From 1545 to 1552 Agrippa studied at the Protestant Jagiellonian University, Martin Luther University Halle-Wittenberg and Leipzig University, where he maintained contact with Lutheran publicists. In 1553 he wrote Oratio funebris de … principis … Iohannis Radzivili Oliciae et Nesvisii ducis, vita et more (Mourning speech about the life and death of the most illustrious nobleman and sir Jonas Radvila, Duke of Olyka and Nesvyžius). The work is considered Agrippa's most important as it symbolizes an "ideal person" of his time – the patriotic, God-fearing, educated, moral, artistic and scientific nobleman, in this case, a member of the Radziwiłł family (which he was a supporter of). The speech is considered the first work of Lithuanian fiction, and draws parallels to Mikalojus Daukša's Postilė. Agrippa also translated Johann Brenz's Postille.

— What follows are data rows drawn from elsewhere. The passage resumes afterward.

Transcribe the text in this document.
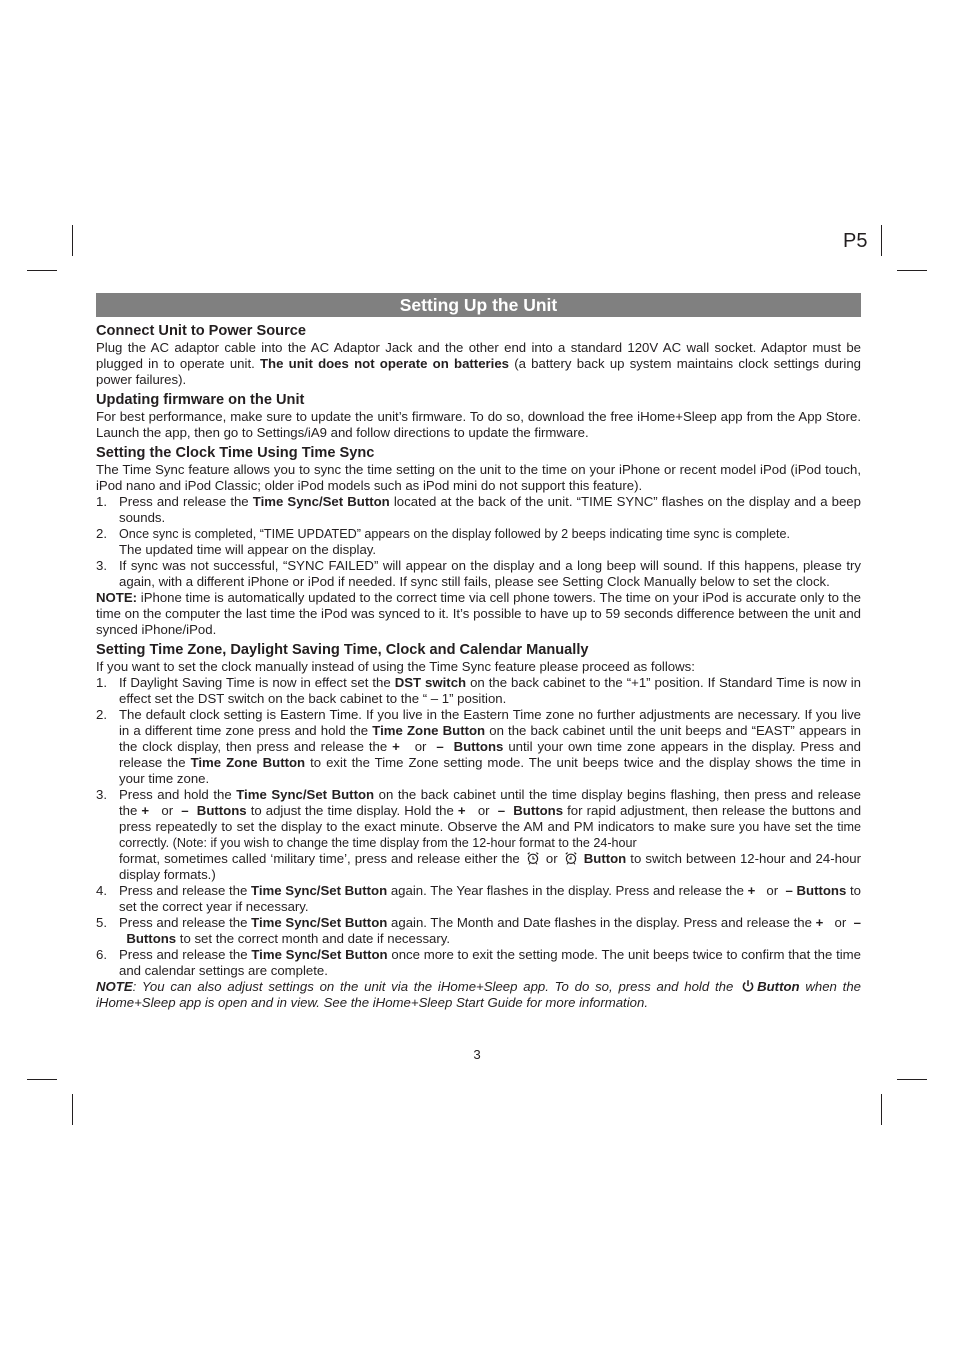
P5
Setting Up the Unit
Connect Unit to Power Source

Plug the AC adaptor cable into the AC Adaptor Jack and the other end into a standard 120V AC wall socket. Adaptor must be plugged in to operate unit. The unit does not operate on batteries (a battery back up system maintains clock settings during power failures).

Updating firmware on the Unit

For best performance, make sure to update the unit’s firmware. To do so, download the free iHome+Sleep app from the App Store. Launch the app, then go to Settings/iA9 and follow directions to update the firmware.

Setting the Clock Time Using Time Sync

The Time Sync feature allows you to sync the time setting on the unit to the time on your iPhone or recent model iPod (iPod touch, iPod nano and iPod Classic; older iPod models such as iPod mini do not support this feature).

1. Press and release the Time Sync/Set Button located at the back of the unit. “TIME SYNC” flashes on the display and a beep sounds.
2. Once sync is completed, “TIME UPDATED” appears on the display followed by 2 beeps indicating time sync is complete.
The updated time will appear on the display.
3. If sync was not successful, “SYNC FAILED” will appear on the display and a long beep will sound. If this happens, please try again, with a different iPhone or iPod if needed. If sync still fails, please see Setting Clock Manually below to set the clock.

NOTE: iPhone time is automatically updated to the correct time via cell phone towers. The time on your iPod is accurate only to the time on the computer the last time the iPod was synced to it. It’s possible to have up to 59 seconds difference between the unit and synced iPhone/iPod.

Setting Time Zone, Daylight Saving Time, Clock and Calendar Manually

If you want to set the clock manually instead of using the Time Sync feature please proceed as follows:

1. If Daylight Saving Time is now in effect set the DST switch on the back cabinet to the “+1” position. If Standard Time is now in effect set the DST switch on the back cabinet to the “ – 1” position.
2. The default clock setting is Eastern Time. If you live in the Eastern Time zone no further adjustments are necessary. If you live in a different time zone press and hold the Time Zone Button on the back cabinet until the unit beeps and “EAST” appears in the clock display, then press and release the + or – Buttons until your own time zone appears in the display. Press and release the Time Zone Button to exit the Time Zone setting mode. The unit beeps twice and the display shows the time in your time zone.
3. Press and hold the Time Sync/Set Button on the back cabinet until the time display begins flashing, then press and release the + or – Buttons to adjust the time display. Hold the + or – Buttons for rapid adjustment, then release the buttons and press repeatedly to set the display to the exact minute. Observe the AM and PM indicators to make sure you have set the time correctly. (Note: if you wish to change the time display from the 12-hour format to the 24-hour
format, sometimes called ‘military time’, press and release either the  or Button to switch between 12-hour and 24-hour display formats.)
4. Press and release the Time Sync/Set Button again. The Year flashes in the display. Press and release the + or – Buttons to set the correct year if necessary.
5. Press and release the Time Sync/Set Button again. The Month and Date flashes in the display. Press and release the + or –  Buttons to set the correct month and date if necessary.
6. Press and release the Time Sync/Set Button once more to exit the setting mode. The unit beeps twice to confirm that the time and calendar settings are complete.

NOTE: You can also adjust settings on the unit via the iHome+Sleep app. To do so, press and hold the Button when the iHome+Sleep app is open and in view. See the iHome+Sleep Start Guide for more information.

3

In 1563 he was secretary to Sigismund Augustus. From 1556 Agrippa acted as the Lithuanian Field Scribe in Livonia. In 1572 Agrippa was inspector of royal estates in Livonia. From 22 February to 2 April 1574 Agrippa was Marshal of the Sejm in Kraków. In 1575 Agrippa became the Great Scribe of Lithuania. He also supported the election of Holy Roman Emperor Maximillian II as King of Poland and Grand Duke of Lithuania. From 1576 Agrippa was a secretary in the chancellery of Stephen Bathory. Agrippa took part in Bathory's various campaigns in the Livonian War, acting mainly as an envoy. He also took part in the creation of the Third Statute of Lithuania in 1588. Agrippa was the castellan of Minsk from 1586 to 1597 and castellan of Smolensk from 1590 to 1597.

==Family==
Agrippa, like his father, was married twice. His first wife was Magdalena Pelgrimovskaya, who was buried in a Lutheran cathedral founded by her husband. Agrippa's stepson Eliasz Pielgrzymowski, also a future writer, received his father's will of German and Latin library books. Agrippa's second wife was Regina Dorogastaiskovna, daughter of the Voivode of Polotsk Mikołaj Dorohostajski. After Agrippa died, Regina married Mikołaj Sapieha.